I was more curious about the hat, the scenario he painted sounded true enough. A lot like the ticket seller who duped me, pretending to work there when he didn’t in order to charge an exorbitant fee.
“Right well, we’ll get to the bottom of that, you,” Mr Schnee jabbed his finger toward me, “probably saved me a lot of money, and saved the lives of a bunch of league pilots, they’re expensive, hard to replace, underworld knows what kind of damage losing them would do to the business.”
“You’re… welcome.” I said, I don’t know if I was being ‘thanked’ exactly. His ears twitched.
“Thanks is for friends, kitsune. This is business. You’re an adventurer, right?” He asked, and before I even finished nodding, he was already barrelling ahead with his words while he puffed on his white leaf. “Good, so I can put in an emergency request with the guild, you go down there and check the rest of the mechs, we’ll have the new ores put in in no time. It might delay the first matches, but hey, we’ll give the trash a discount on beer by about ten percent, they’ll drink two or three times as much, we come out ahead either way.”
“Aiko.” I said, “My name is Aiko.”
He narrowed his eyes up at me. “Aiko. You saw me right today. But don’t get it all mixed up. I’m Yorgim Schnee, you want to get anything done anywhere and I don’t want it to happen, every door stays closed to you, you don’t so much as get a bathroom door to open up. You keep seein me right, I can make you something worth noticing.”
I was fairly sure that with my magic and my form, I could easily take him. But… there’s a lot of kinds of power out there, and I guess… I just didn’t have the confidence to know I’d get away with antagonizing him. I’d lost money today just coming to take a tour.
Suffice it to say, my confidence wasn’t where I wanted to be. “I understand, Mr. Schnee, but um, how come you allow people to steal from you so much?”
His beady dark eyes narrowed his fingers closed over the white leaf and he jabbed it toward me in an angry gesture, “Listen, anyone can be stolen from, no matter how clever. The only way to make sure it don’t happen often, is to make em pay hard when they do. But there’s always another around the corner that the word didn’t reach or who thinks they’re special and can get away with it. This guy, we’ll get him, sooner or later.”

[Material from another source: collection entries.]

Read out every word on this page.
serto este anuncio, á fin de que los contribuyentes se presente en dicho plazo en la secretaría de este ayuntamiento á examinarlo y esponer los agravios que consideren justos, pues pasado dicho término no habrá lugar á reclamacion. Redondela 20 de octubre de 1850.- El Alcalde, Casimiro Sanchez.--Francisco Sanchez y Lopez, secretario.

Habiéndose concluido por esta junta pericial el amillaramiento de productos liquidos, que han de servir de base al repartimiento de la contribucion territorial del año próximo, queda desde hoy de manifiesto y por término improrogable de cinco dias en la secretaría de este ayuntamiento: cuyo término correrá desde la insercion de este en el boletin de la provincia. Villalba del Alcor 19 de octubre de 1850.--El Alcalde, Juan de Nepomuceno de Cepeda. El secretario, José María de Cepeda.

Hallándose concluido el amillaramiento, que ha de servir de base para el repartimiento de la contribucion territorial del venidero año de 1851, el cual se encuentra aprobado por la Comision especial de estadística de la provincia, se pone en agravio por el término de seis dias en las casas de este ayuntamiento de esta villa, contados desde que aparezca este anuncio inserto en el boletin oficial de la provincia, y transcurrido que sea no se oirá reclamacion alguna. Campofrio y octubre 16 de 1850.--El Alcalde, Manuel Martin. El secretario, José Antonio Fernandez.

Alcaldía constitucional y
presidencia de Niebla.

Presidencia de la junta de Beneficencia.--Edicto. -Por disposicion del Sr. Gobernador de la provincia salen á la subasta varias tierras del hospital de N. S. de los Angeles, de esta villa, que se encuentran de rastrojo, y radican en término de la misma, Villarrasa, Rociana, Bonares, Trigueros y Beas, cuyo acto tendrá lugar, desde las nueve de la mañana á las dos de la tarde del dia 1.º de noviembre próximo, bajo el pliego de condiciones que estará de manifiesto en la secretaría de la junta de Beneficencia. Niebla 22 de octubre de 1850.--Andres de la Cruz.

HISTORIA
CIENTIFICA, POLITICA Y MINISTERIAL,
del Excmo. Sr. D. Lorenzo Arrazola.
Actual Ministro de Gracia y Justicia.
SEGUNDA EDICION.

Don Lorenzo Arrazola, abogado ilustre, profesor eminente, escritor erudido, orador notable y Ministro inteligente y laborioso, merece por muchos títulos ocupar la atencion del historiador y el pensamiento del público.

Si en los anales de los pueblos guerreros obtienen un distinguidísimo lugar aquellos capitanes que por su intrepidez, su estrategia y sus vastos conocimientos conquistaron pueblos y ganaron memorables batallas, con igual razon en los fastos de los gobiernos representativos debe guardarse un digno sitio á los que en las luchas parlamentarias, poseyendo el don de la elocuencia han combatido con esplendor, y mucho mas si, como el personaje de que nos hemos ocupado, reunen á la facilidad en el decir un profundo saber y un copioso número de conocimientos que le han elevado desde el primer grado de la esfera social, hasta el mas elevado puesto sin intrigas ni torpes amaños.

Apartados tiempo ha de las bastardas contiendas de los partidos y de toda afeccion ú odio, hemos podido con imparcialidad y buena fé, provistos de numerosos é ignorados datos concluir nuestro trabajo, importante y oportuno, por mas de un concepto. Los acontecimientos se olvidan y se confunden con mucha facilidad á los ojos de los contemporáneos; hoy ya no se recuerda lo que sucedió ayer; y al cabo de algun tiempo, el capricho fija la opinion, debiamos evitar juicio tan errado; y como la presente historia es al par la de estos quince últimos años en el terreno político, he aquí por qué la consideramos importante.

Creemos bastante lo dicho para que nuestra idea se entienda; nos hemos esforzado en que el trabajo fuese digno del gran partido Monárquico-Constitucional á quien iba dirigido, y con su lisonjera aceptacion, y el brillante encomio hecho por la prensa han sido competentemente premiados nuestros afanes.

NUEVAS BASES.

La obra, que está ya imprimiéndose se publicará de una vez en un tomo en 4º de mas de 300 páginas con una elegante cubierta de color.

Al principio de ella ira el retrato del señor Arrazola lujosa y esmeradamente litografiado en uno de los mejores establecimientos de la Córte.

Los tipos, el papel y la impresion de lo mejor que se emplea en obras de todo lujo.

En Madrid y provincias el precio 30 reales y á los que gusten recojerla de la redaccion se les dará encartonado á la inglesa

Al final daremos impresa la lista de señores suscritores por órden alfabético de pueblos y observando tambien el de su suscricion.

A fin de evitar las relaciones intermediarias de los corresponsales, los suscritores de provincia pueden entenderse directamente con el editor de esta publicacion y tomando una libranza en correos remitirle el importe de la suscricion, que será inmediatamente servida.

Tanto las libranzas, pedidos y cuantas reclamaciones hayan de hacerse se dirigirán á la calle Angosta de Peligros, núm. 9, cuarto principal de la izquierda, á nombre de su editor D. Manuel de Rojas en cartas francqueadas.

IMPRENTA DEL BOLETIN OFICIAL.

“That wasn’t what I meant.” I said, and he cocked his head away from me and looked at Dwarguy.
“What’s the foxy girl talking about?” He demanded.
Dwarguy rubbed his temple and told Yorgim what I’d said outside.
“How much you lose?” He asked.
“Five thousand creds. Up from the five hundred he said he was going to charge me.” I felt pretty sore about that still, even if it wasn’t too much in the scheme of things.
He whistled. “Lotta creds for a fox girl with nothing hiding up her tail. You listen, I don’t do this for just anybody, but you, you took initiative out there. Letting you get robbed at my place of business isn’t a great opener.” He said and reached into his desk to pull out a slate. I held mine out by reflex.
I was starting to get used to relying on it. “There’s five thousand back, and, as a small ‘token’ of appreciation,” he said as he withdrew his slate and tapped on it a few times before making an expansive gesture with his spindly, silk clad arms, “You’ll be my personal guest at my reserved room in the Hotel Credati. Dinner and drinks included. All you’ve got to do is never mention where you got robbed, leave a description with the secretary, and go check all my people’s mechs.”
“Consider it done.” I said and when he held out his green hand to me, I remembered an old mobster movie, and when I took his hand, I kissed the ring on his finger.
The goblin’s face broke into a broad grin with his jagged teeth on display.
“This gal, she knows how to show respect. She might go far. You keep an eye on her, Davaran.”